How we got rid of silverfish


#1

Originally published at: http://boingboing.net/2017/04/12/how-we-got-rid-of-silverfish.html


#2

From https://en.wikipedia.org/wiki/Silverfish

Before silverfish reproduce they carry out a ritual involving three phases, which may last over half an hour. In the first phase, the male and female stand face to face, their quivering antennae touching, then repeatedly back off and return to this position. In the second phase the male runs away and the female chases him. In the third phase the male and female stand side by side and head-to-tail, with the male vibrating his tail against the female.
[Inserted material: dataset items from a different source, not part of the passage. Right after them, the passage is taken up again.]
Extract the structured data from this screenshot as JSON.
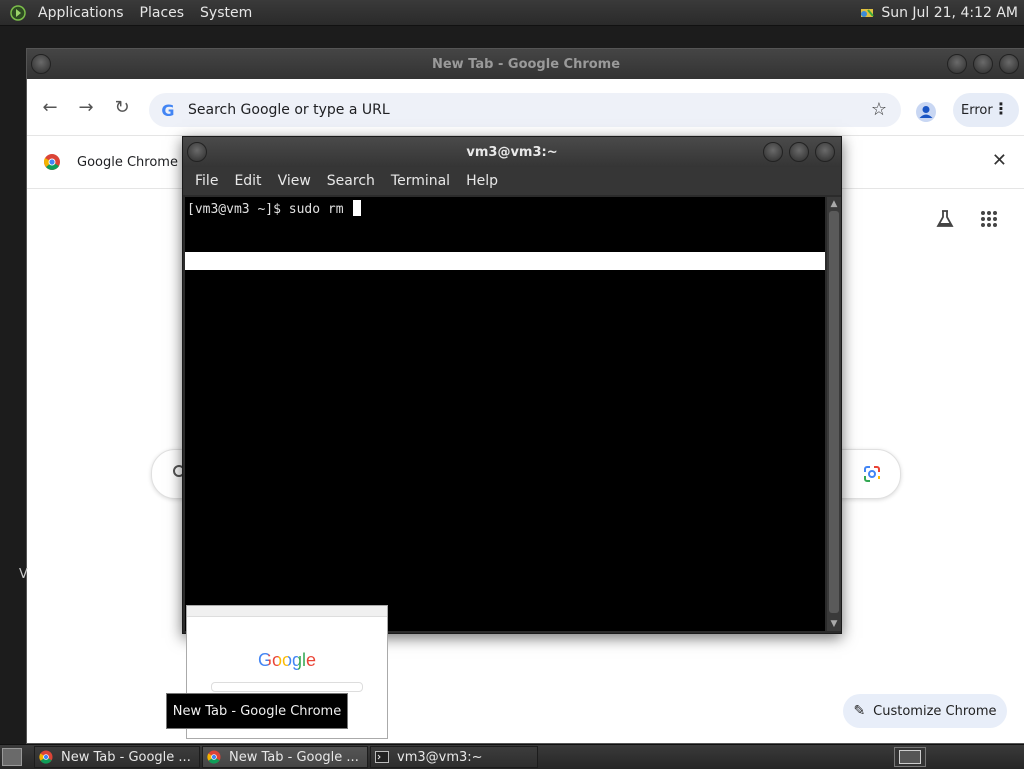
{
  "top_panel": {
    "menus": [
      "Applications",
      "Places",
      "System"
    ],
    "clock": "Sun Jul 21,  4:12 AM"
  },
  "chrome": {
    "title": "New Tab - Google Chrome",
    "omnibox_placeholder": "Search Google or type a URL",
    "error_label": "Error",
    "infobar_text": "Google Chrome isn't",
    "customize_label": "Customize Chrome",
    "left_text": "V"
  },
  "terminal": {
    "title": "vm3@vm3:~",
    "menu": [
      "File",
      "Edit",
      "View",
      "Search",
      "Terminal",
      "Help"
    ],
    "prompt": "[vm3@vm3 ~]$ sudo rm "
  },
  "thumbnail": {
    "logo_text": "Google"
  },
  "tooltip": "New Tab - Google Chrome",
  "taskbar": {
    "tasks": [
      {
        "label": "New Tab - Google ...",
        "icon": "chrome-icon"
      },
      {
        "label": "New Tab - Google ...",
        "icon": "chrome-icon"
      },
      {
        "label": "vm3@vm3:~",
        "icon": "terminal-icon"
      }
    ]
  },
  "colors": {
    "panel_bg": "#2f2f2f",
    "terminal_bg": "#000000",
    "omnibox_bg": "#eef1f8",
    "google_blue": "#4285f4"
  }
}
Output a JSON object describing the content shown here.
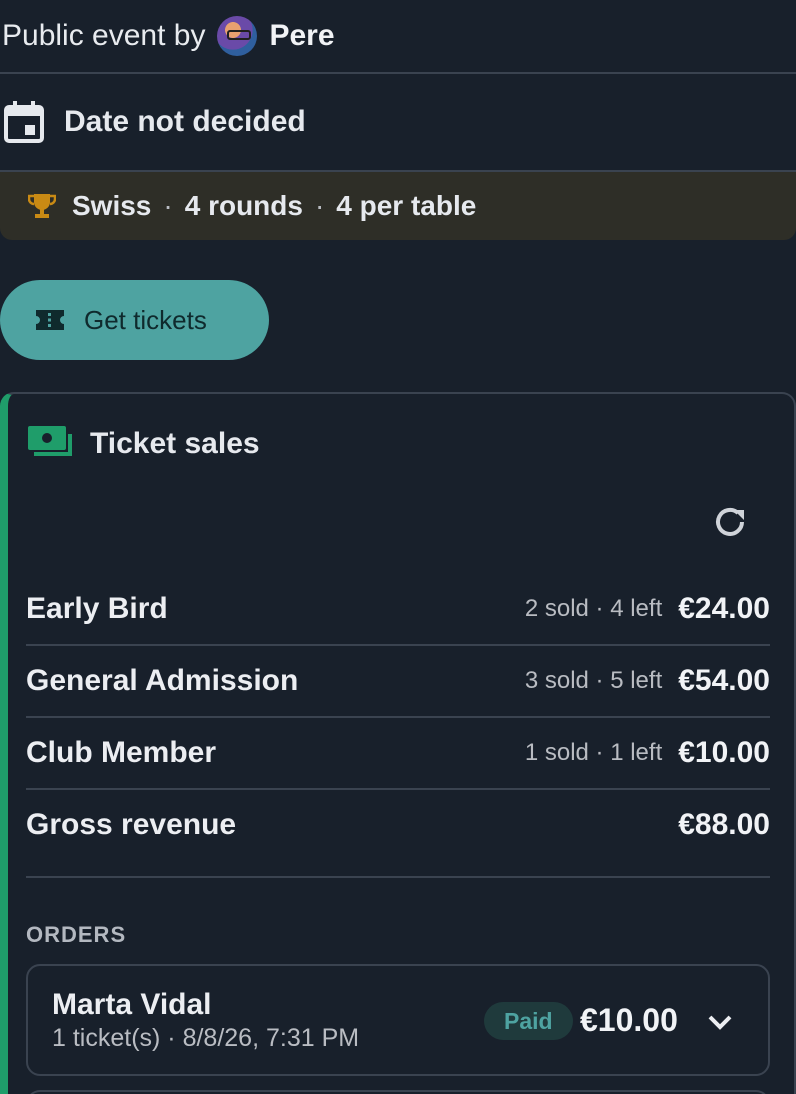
{
  "header": {
    "organizer_prefix": "Public event by",
    "organizer_name": "Pere"
  },
  "event": {
    "date_text": "Date not decided",
    "format": {
      "type": "Swiss",
      "rounds": "4 rounds",
      "per_table": "4 per table",
      "separator": "·"
    }
  },
  "actions": {
    "get_tickets_label": "Get tickets"
  },
  "sales": {
    "title": "Ticket sales",
    "tickets": [
      {
        "name": "Early Bird",
        "meta": "2 sold · 4 left",
        "price": "€24.00"
      },
      {
        "name": "General Admission",
        "meta": "3 sold · 5 left",
        "price": "€54.00"
      },
      {
        "name": "Club Member",
        "meta": "1 sold · 1 left",
        "price": "€10.00"
      }
    ],
    "gross_revenue_label": "Gross revenue",
    "gross_revenue_value": "€88.00",
    "orders_heading": "ORDERS",
    "orders": [
      {
        "name": "Marta Vidal",
        "details": "1 ticket(s) · 8/8/26, 7:31 PM",
        "status": "Paid",
        "amount": "€10.00"
      }
    ]
  },
  "colors": {
    "background": "#18202b",
    "accent_teal": "#4ea3a1",
    "accent_green": "#1f9d6a",
    "trophy_gold": "#c98a14",
    "format_bar": "#2e2e27"
  },
  "icons": {
    "calendar": "calendar-icon",
    "trophy": "trophy-icon",
    "ticket": "ticket-icon",
    "money": "money-icon",
    "refresh": "refresh-icon",
    "chevron": "chevron-down-icon"
  }
}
Finally the male lays a spermatophore, a sperm capsule covered in gossamer, which the female takes into her body via her ovipositor to fertilize her eggs.

So romantic!


#3

Nasty, squirmy little things. They’re not even particularly easy to stomp. I’m glad I don’t have to deal with them in my current lodgings. I find myself skeptical that they could be so easily dispensed with.
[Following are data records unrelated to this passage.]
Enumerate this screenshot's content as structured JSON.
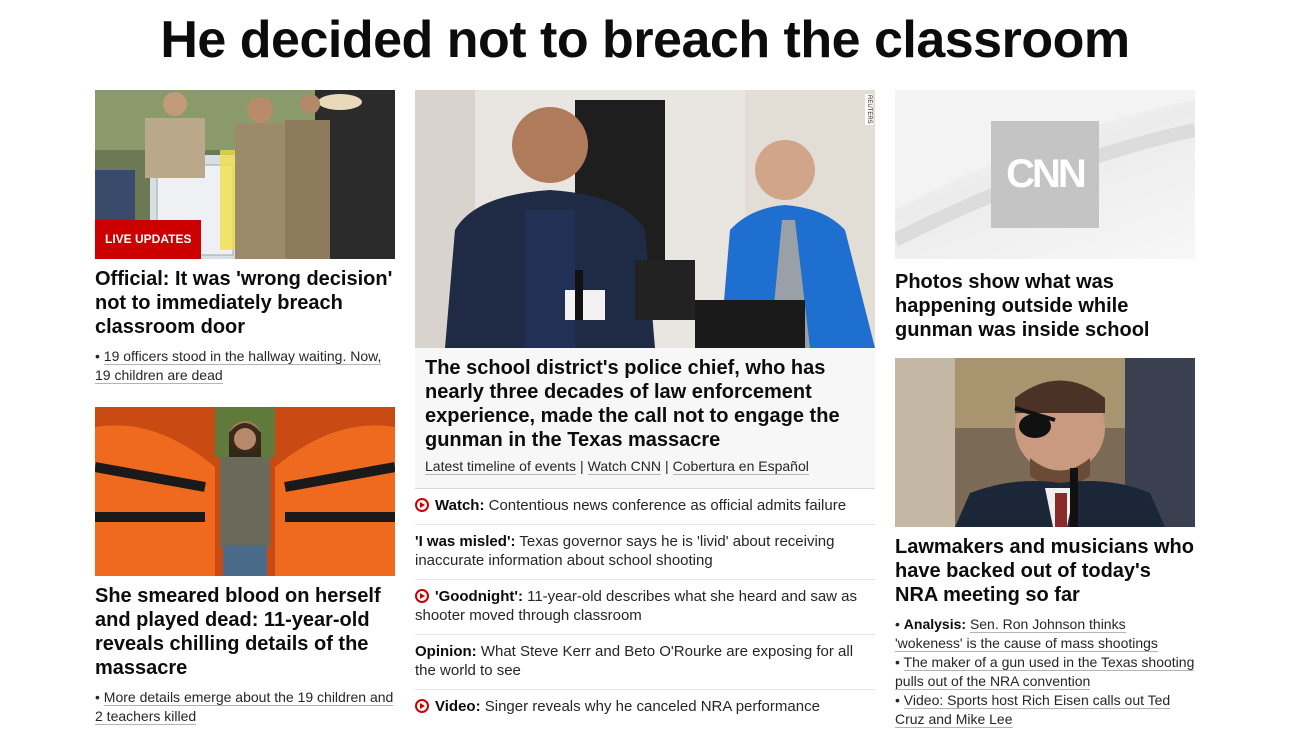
{
  "page": {
    "headline": "He decided not to breach the classroom"
  },
  "left_column": {
    "top_card": {
      "badge": "LIVE UPDATES",
      "title": "Official: It was 'wrong decision' not to immediately breach classroom door",
      "bullet": "19 officers stood in the hallway waiting. Now, 19 children are dead"
    },
    "bottom_card": {
      "title": "She smeared blood on herself and played dead: 11-year-old reveals chilling details of the massacre",
      "bullet": "More details emerge about the 19 children and 2 teachers killed"
    }
  },
  "center_column": {
    "photo_credit": "REUTERS",
    "hero_title": "The school district's police chief, who has nearly three decades of law enforcement experience, made the call not to engage the gunman in the Texas massacre",
    "hero_links": [
      "Latest timeline of events",
      "Watch CNN",
      "Cobertura en Español"
    ],
    "link_separator": "|",
    "stories": [
      {
        "prefix": "Watch:",
        "text": "Contentious news conference as official admits failure",
        "video": true
      },
      {
        "prefix": "'I was misled':",
        "text": "Texas governor says he is 'livid' about receiving inaccurate information about school shooting",
        "video": false
      },
      {
        "prefix": "'Goodnight':",
        "text": "11-year-old describes what she heard and saw as shooter moved through classroom",
        "video": true
      },
      {
        "prefix": "Opinion:",
        "text": "What Steve Kerr and Beto O'Rourke are exposing for all the world to see",
        "video": false
      },
      {
        "prefix": "Video:",
        "text": "Singer reveals why he canceled NRA performance",
        "video": true
      }
    ]
  },
  "right_column": {
    "top_card": {
      "logo_text": "CNN",
      "title": "Photos show what was happening outside while gunman was inside school"
    },
    "bottom_card": {
      "title": "Lawmakers and musicians who have backed out of today's NRA meeting so far",
      "bullets": [
        {
          "prefix": "Analysis:",
          "text": "Sen. Ron Johnson thinks 'wokeness' is the cause of mass shootings"
        },
        {
          "prefix": "",
          "text": "The maker of a gun used in the Texas shooting pulls out of the NRA convention"
        },
        {
          "prefix": "",
          "text": "Video: Sports host Rich Eisen calls out Ted Cruz and Mike Lee"
        }
      ]
    }
  },
  "colors": {
    "accent_red": "#cc0000",
    "text_dark": "#0c0c0c",
    "hero_bg": "#f7f7f7"
  }
}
No, my biggest concern now is carpet worms. At least they’re slow and tiny. Any particular miracle cures for those?


#4

Thanks Mark, keep us posted as we have a similar situation. Not bad enough to call an exterminator, but enough for us to be annoyed.


#5

I very much wish there was a solution this simple for fungus gnats. I’ve tried everything short of actually throwing my plants away.


#6

Are carpet worms similar to carpet beetles? I have those, but not in any serious concentration (sometimes I find holes in sweaters, but it’s not like I’m overrun).


#7

It’s oddly difficult to find definitive resources about them, especially in comparison to silverfish. I think they’re actually carpet beetle larvae, but I pretty much never find the beetles (and on those rare occasions, they seem to be dead). I’ve yet to find them in my clothing, though I did find some in an old bubble mailer once (yuck).


#8

Carpet beetles are a curse. There a kind of Dermestid beetle, also known as skin or hide beetles. There’s not a lot you can do. Sweep, shake, air out, or freeze.

http://ipm.ucanr.edu/PMG/PESTNOTES/pn7436.html

http://lancaster.unl.edu/pest/resources/Dermestid355.shtml


#9

I have fungus gnats and i’ve been quite unsuccessful in getting rid of them. Tried neem oil, nematodes, and some other natural methods. Last thing i haven’t tried is covering the top layer of my potted plant with sand, it’s supposed to work well… i hadn’t done so before because its just something i keep putting off and forgetting to do.


#10

I’ve done the covering-the-top-layer thing, but used this stuff: https://www.amazon.com/Growstone-Gnat-Fungus-Control-9-Liter/dp/B00IGFH0LS/

Weirdly it has largely worked, except on a few plants where the gnats are now concentrated (I think). So I’ve purchased some poison for the soil in hopes of breaking the cycle. They are SO annoying.


#11

Hmmm. interesting. I might try it. Thanks!


#12

I also bought a larger grit version from the same company based on a user’s feedback. The larger grit protects the small grit during watering, so you don’t end up with holes in the protection. I’ve also taken to putting a rock down and pouring water onto that to further diffuse and prevent holes.

Of note: This product significantly reduces evaporation, I’ve found I need to water my plants less, and less often, and I’ve learned this by WAY overwatering. Don’t be like me.


#13

You think they’re bad where you live.

http://minecraft.gamepedia.com/Silverfish


#14

Good tip on the holes from watering, and the less evaporation would probably work to my favor. I find that my current soil in the pot dries up a bit too quickly.


#15

I’ve got ants in the bathroom and kitchen; traps have done nothing. Anyone have suggestions for getting rid of the buggers?


#16

Listen to Archer when he tells you things?


#17

Treating outside and under the house (if pier and beam) in those areas has worked for me. If you’re in an apartment or condo, I have no special advice.


#18

Hot water, sugar, borax. Mix well and soak a few cotton balls in it, then place them where they hang out.

It’ll be a superhighway for a bit as they take it back to the colony, but the borax will be their eventual undoing and you’ll stop seeing them after a few days.


#19

Peppermint oil worked for us. They hate it.

The worst spot we had them in our last house was they came down from the roof in the microwave and exhaust hood vent pipe. I tried nuking them but apparently ants aren’t affected by microwaves.

I filled a measuring cup with water, put a tablespoon or two of peppermint oil in there and boiled it away in the microwave. Repeated once. Never had them again.